Il souffrait clairement de ses blessures et se tortillait en parlant. Quelque chose clochait. Son discours ne collait pas avec son attitude. Il mentait. Avec le temps, elle s’était rendu compte que le corps disait toujours la vérité alors que les mots pouvaient être menteurs.

- Une patiente dont le mec fait parti du cartel le plus influent de la ville serait ta patiente et ne t’en aurait pas parlé ?

- Franchement Laura … Je viens de me faire agresser.

- Est-ce que tu peux me le décrire ?

- Mais arrête à la fin !

- Tu vas porter plainte ?

- Pour quoi faire ? Ce mec fait partie du cartel. Les flics ne feront rien.

- Donc tu l’admets …

- Admettre quoi !

- Que tu sais que ce type est un agent du cartel.

- Mais enfin c’est toi qui viens d’en parler.

- Bon sang Gabriel ! Il avait un tatouage qui représente le gang le plus gros du milieu de la drogue !!! Ne me dis pas que tu ne sais pas pourquoi il est venu te péter la gueule dans ton bureau !?

- Non j’en sais rien !

- Bon, d’accord.
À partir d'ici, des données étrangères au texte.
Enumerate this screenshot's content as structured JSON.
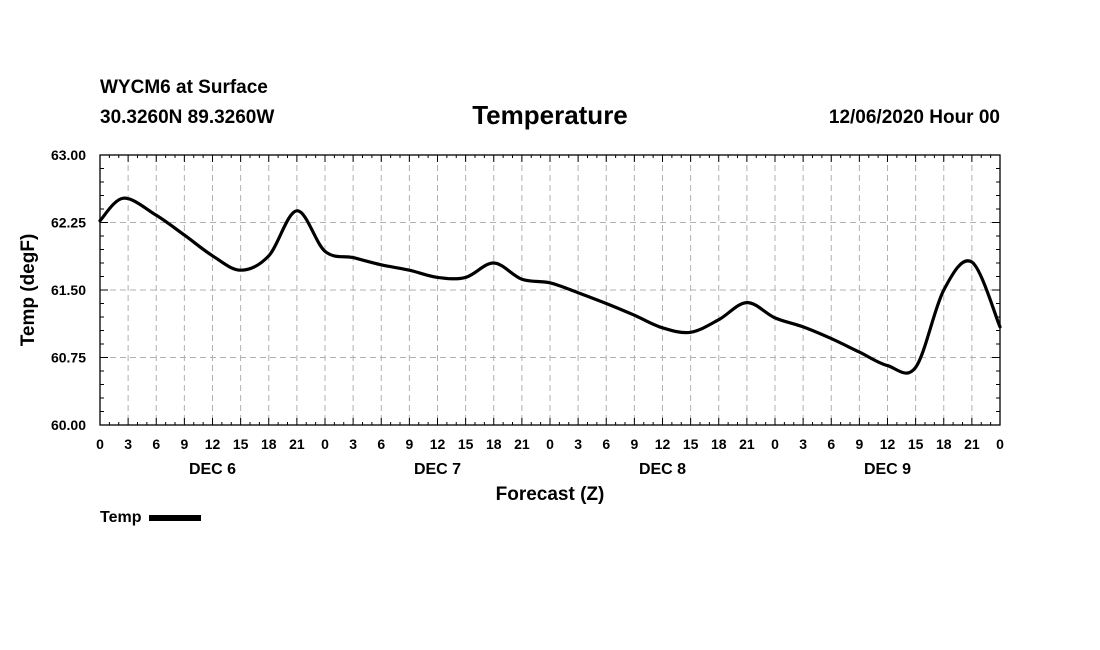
{
  "header": {
    "station": "WYCM6 at Surface",
    "coords": "30.3260N 89.3260W",
    "title": "Temperature",
    "datetime": "12/06/2020 Hour 00"
  },
  "chart_data": {
    "type": "line",
    "title": "Temperature",
    "xlabel": "Forecast (Z)",
    "ylabel": "Temp (degF)",
    "ylim": [
      60.0,
      63.0
    ],
    "xlim": [
      0,
      96
    ],
    "yticks": [
      "60.00",
      "60.75",
      "61.50",
      "62.25",
      "63.00"
    ],
    "ytick_values": [
      60.0,
      60.75,
      61.5,
      62.25,
      63.0
    ],
    "xtick_labels": [
      "0",
      "3",
      "6",
      "9",
      "12",
      "15",
      "18",
      "21",
      "0",
      "3",
      "6",
      "9",
      "12",
      "15",
      "18",
      "21",
      "0",
      "3",
      "6",
      "9",
      "12",
      "15",
      "18",
      "21",
      "0",
      "3",
      "6",
      "9",
      "12",
      "15",
      "18",
      "21",
      "0"
    ],
    "day_labels": [
      {
        "label": "DEC 6",
        "hour": 12
      },
      {
        "label": "DEC 7",
        "hour": 36
      },
      {
        "label": "DEC 8",
        "hour": 60
      },
      {
        "label": "DEC 9",
        "hour": 84
      }
    ],
    "grid": true,
    "legend": "bottom-left",
    "series": [
      {
        "name": "Temp",
        "color": "#000000",
        "x": [
          0,
          2.5,
          6,
          9,
          12,
          15,
          18,
          21,
          24,
          27,
          30,
          33,
          36,
          39,
          42,
          45,
          48,
          51,
          54,
          57,
          60,
          63,
          66,
          69,
          72,
          75,
          78,
          81,
          84,
          87,
          90,
          93,
          96
        ],
        "y": [
          62.27,
          62.52,
          62.33,
          62.11,
          61.88,
          61.72,
          61.88,
          62.38,
          61.93,
          61.86,
          61.78,
          61.72,
          61.64,
          61.64,
          61.8,
          61.62,
          61.58,
          61.47,
          61.35,
          61.22,
          61.08,
          61.03,
          61.17,
          61.36,
          61.19,
          61.09,
          60.96,
          60.81,
          60.66,
          60.64,
          61.5,
          61.81,
          61.09
        ]
      }
    ]
  },
  "legend": {
    "label": "Temp"
  }
}
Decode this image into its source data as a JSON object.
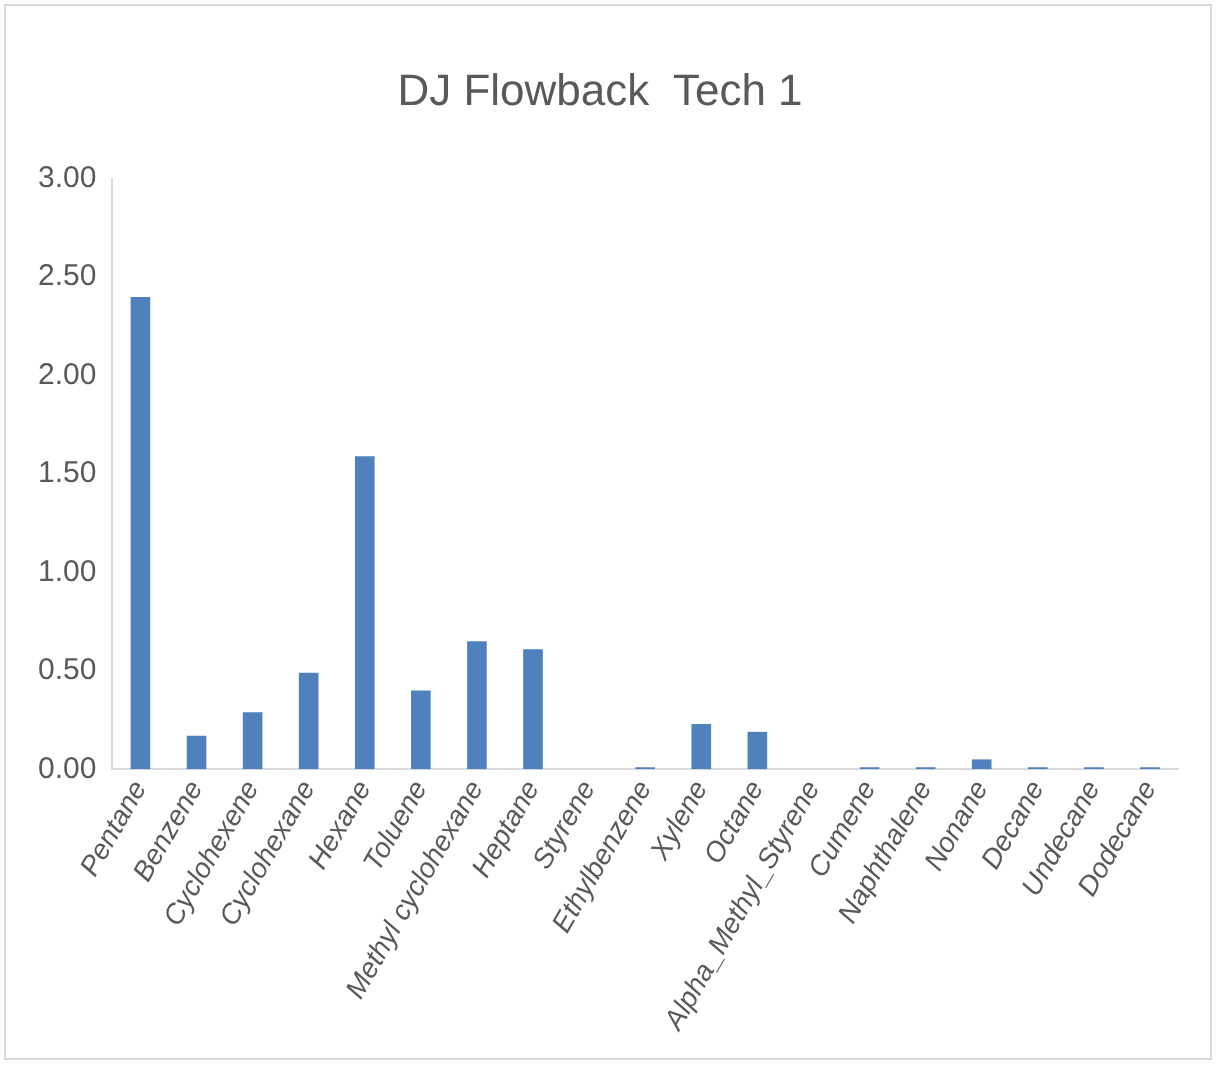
{
  "chart_data": {
    "type": "bar",
    "title": "DJ Flowback  Tech 1",
    "categories": [
      "Pentane",
      "Benzene",
      "Cyclohexene",
      "Cyclohexane",
      "Hexane",
      "Toluene",
      "Methyl cyclohexane",
      "Heptane",
      "Styrene",
      "Ethylbenzene",
      "Xylene",
      "Octane",
      "Alpha_Methyl_Styrene",
      "Cumene",
      "Naphthalene",
      "Nonane",
      "Decane",
      "Undecane",
      "Dodecane"
    ],
    "values": [
      2.4,
      0.17,
      0.29,
      0.49,
      1.59,
      0.4,
      0.65,
      0.61,
      0,
      0.01,
      0.23,
      0.19,
      0,
      0.01,
      0.01,
      0.05,
      0.01,
      0.01,
      0.01
    ],
    "color": "#4f81bd",
    "ylim": [
      0,
      3
    ],
    "yticks": [
      {
        "value": 0,
        "label": "0.00"
      },
      {
        "value": 0.5,
        "label": "0.50"
      },
      {
        "value": 1,
        "label": "1.00"
      },
      {
        "value": 1.5,
        "label": "1.50"
      },
      {
        "value": 2,
        "label": "2.00"
      },
      {
        "value": 2.5,
        "label": "2.50"
      },
      {
        "value": 3,
        "label": "3.00"
      }
    ],
    "grid": false,
    "legend": false
  }
}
Viens, on va à l’hôpital te faire examiner.

- Merci.

Ils partirent à l’hôpital. Les urgences étaient bondées. Ils y restèrent quelques heures avant de passer devant un médecin. Après un rapide contrôle, quelques soins supplémentaires et un sachet de comprimés anti-douleur, Laura ramena Gabriel chez lui. Il vivait non loin de son bureau et de chez elle. Son appartement n’était pas très grand mais il était fonctionnel et confortable.

- Tu veux une bière ?

- Non ça ira. Je vais rentrer chez moi.

- S’il-te-plaît, reste.

Il s’approcha d’elle. Il remarqua une petite cicatrice assez récente sur le haut de son front.

- Que s’est-il passé ?

- Les risques du métier.

Il embrassa doucement la petite plaie refermée. Elle le laissa faire. Hésitant, il approcha ses mains de son tee-shirt. Elle ne bouga pas en planta son regard dans le sien. Plus confiant, il passa ses mains sous le tee-shirt de Laura. Ils ne s’embrassèrent pas. Il avait bien trop mal. Elle resta. Au réveil, Gabriel dormait à poings fermés. Elle ne comptait pas en rester là. Un type du cartel s’en était pris à son psy et son petit doigt lui disait que ce n’était pas une coïncidence. Un léger mouvement de l’autre côté du lit indiquait qu’il allait bientôt se réveiller et elle ne voulait pas être là quand il ouvrirait les yeux. Rapidement et silencieusement elle se prépara et fila sans demander son reste.